Scaling Potential Macroeconomic Impacts of Climate Effects of Siberian
Wildfires: Insights from MIROC-SPRINTARS AOGCM Experiments
Abstract
A broad range of attempts have been made to quantify the macroeconomic
impacts of climate change, such as those of intensifying weather
extremes and of yield losses of major crops, which have been synthesized
by the efforts to estimate the Social Cost of Carbon (e.g., the US
Interagency Working Group, 2016). However, up to the present, few
insights have been fed into these debates as to the economic impacts
associated with climatic responses of aerosol emissions from wildfires.

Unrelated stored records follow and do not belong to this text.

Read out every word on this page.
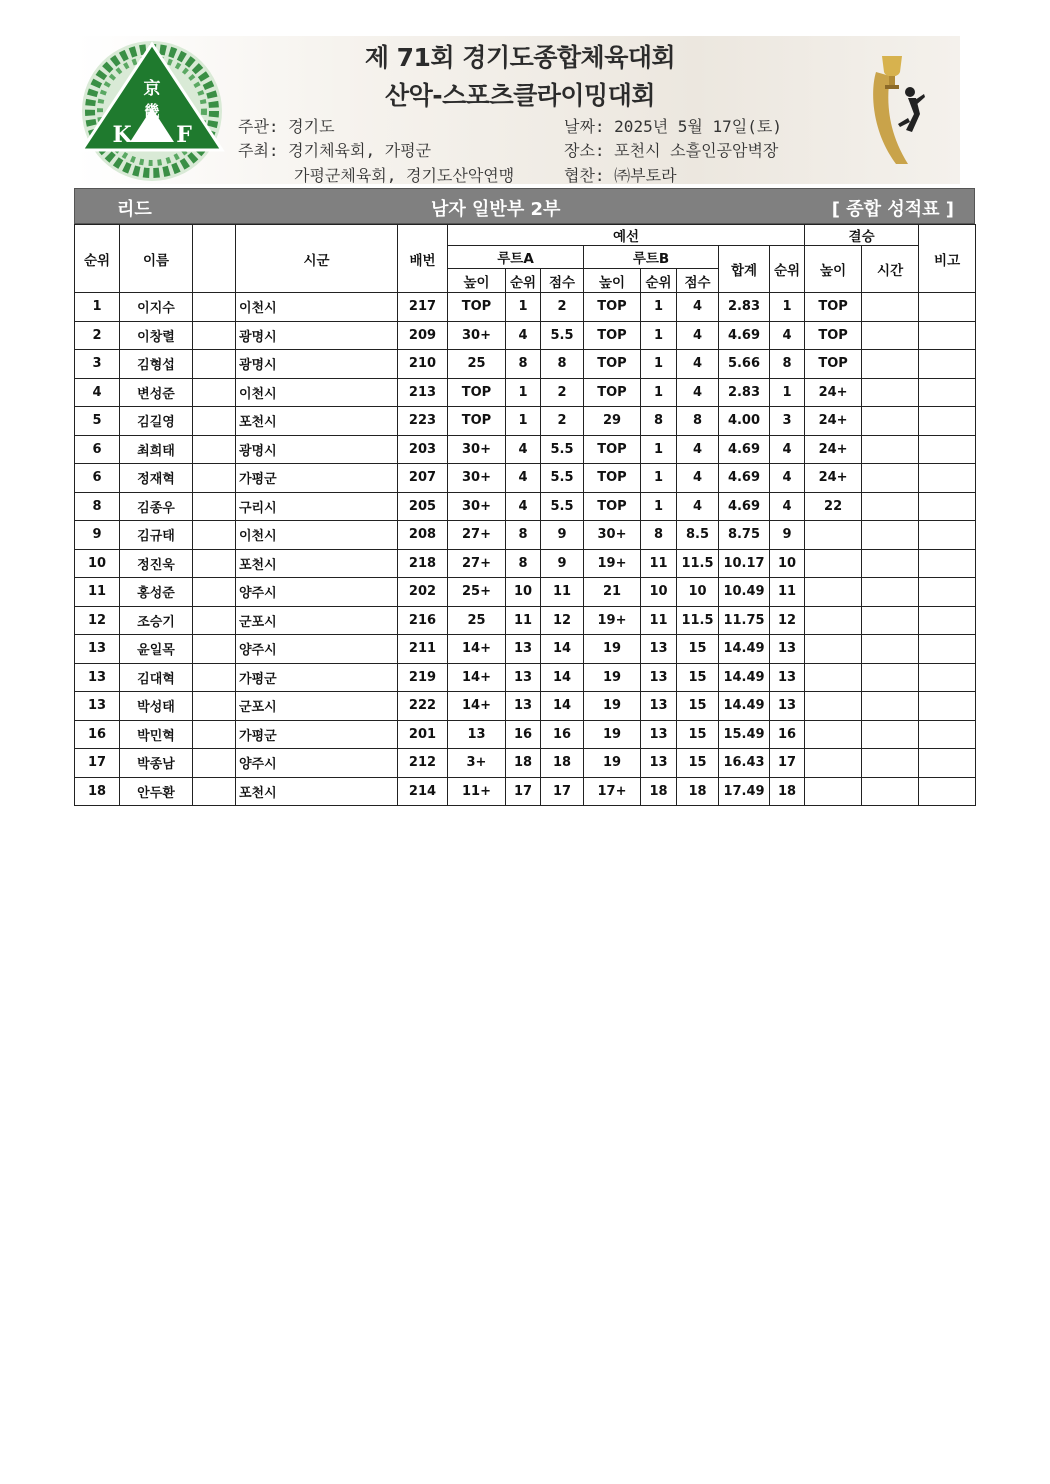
京
畿
K F
제 71회 경기도종합체육대회
산악-스포츠클라이밍대회
주관: 경기도
주최: 경기체육회, 가평군
가평군체육회, 경기도산악연맹
날짜: 2025년 5월 17일(토)
장소: 포천시 소흘인공암벽장
협찬: ㈜부토라
리드	남자 일반부 2부	[ 종합 성적표 ]
순위	이름		시군	배번	예선								결승		비고
					루트A			루트B			합계	순위	높이	시간	
					높이	순위	점수	높이	순위	점수					
1	이지수		이천시	217	TOP	1	2	TOP	1	4	2.83	1	TOP		
2	이창렬		광명시	209	30+	4	5.5	TOP	1	4	4.69	4	TOP		
3	김형섭		광명시	210	25	8	8	TOP	1	4	5.66	8	TOP		
4	변성준		이천시	213	TOP	1	2	TOP	1	4	2.83	1	24+		
5	김길영		포천시	223	TOP	1	2	29	8	8	4.00	3	24+		
6	최희태		광명시	203	30+	4	5.5	TOP	1	4	4.69	4	24+		
6	정재혁		가평군	207	30+	4	5.5	TOP	1	4	4.69	4	24+		
8	김종우		구리시	205	30+	4	5.5	TOP	1	4	4.69	4	22		
9	김규태		이천시	208	27+	8	9	30+	8	8.5	8.75	9			
10	정진욱		포천시	218	27+	8	9	19+	11	11.5	10.17	10			
11	홍성준		양주시	202	25+	10	11	21	10	10	10.49	11			
12	조승기		군포시	216	25	11	12	19+	11	11.5	11.75	12			
13	윤일목		양주시	211	14+	13	14	19	13	15	14.49	13			
13	김대혁		가평군	219	14+	13	14	19	13	15	14.49	13			
13	박성태		군포시	222	14+	13	14	19	13	15	14.49	13			
16	박민혁		가평군	201	13	16	16	19	13	15	15.49	16			
17	박종남		양주시	212	3+	18	18	19	13	15	16.43	17			
18	안두환		포천시	214	11+	17	17	17+	18	18	17.49	18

In this study, we shed light on the potential scale of macroeconomic
impacts of Siberian wildfires’ climatic effects by drawing on results of
sensitivity experiments on enhanced biomass burning (BB) emissions over
the defined Siberian domain using a global aerosol climate model,
MIROC-SPRINTARS, in which the model was coupled with the ocean model
(i.e., Atmosphere-Ocean coupled Global Climate Model: AOGCM) – the
scientific results of these simulations are also discussed in detail by
our companion paper, Yasunari and Takemura (2019), in the same session
at this AGU Fall Meeting 2019. We used sets of simulation results
differing in the conditions of BB emissions and climate, in which three
different reference levels of BB emissions over the defined Siberian
domain were used under the present (RCP scenario in 2005) or future
climate (RCP2.6 and RCP8.5 in 2030) conditions. Differentials of annual
average temperatures estimated by the simulations were used to compute
monetary-equivalent economic impacts attributable to climatic effects of
BB by applying the functions of the RICE-2010 model (the 2010 version of
the regional integrated model of climate and the economy model:
Nordhaus, PNAS, 2010), which is a regionally disaggregated version of
the most widely used climate-economy model, the DICE model. The economic
impacts were estimated for the most affected countries and regions by
Siberian wildfires, such as Russia, China and Europe.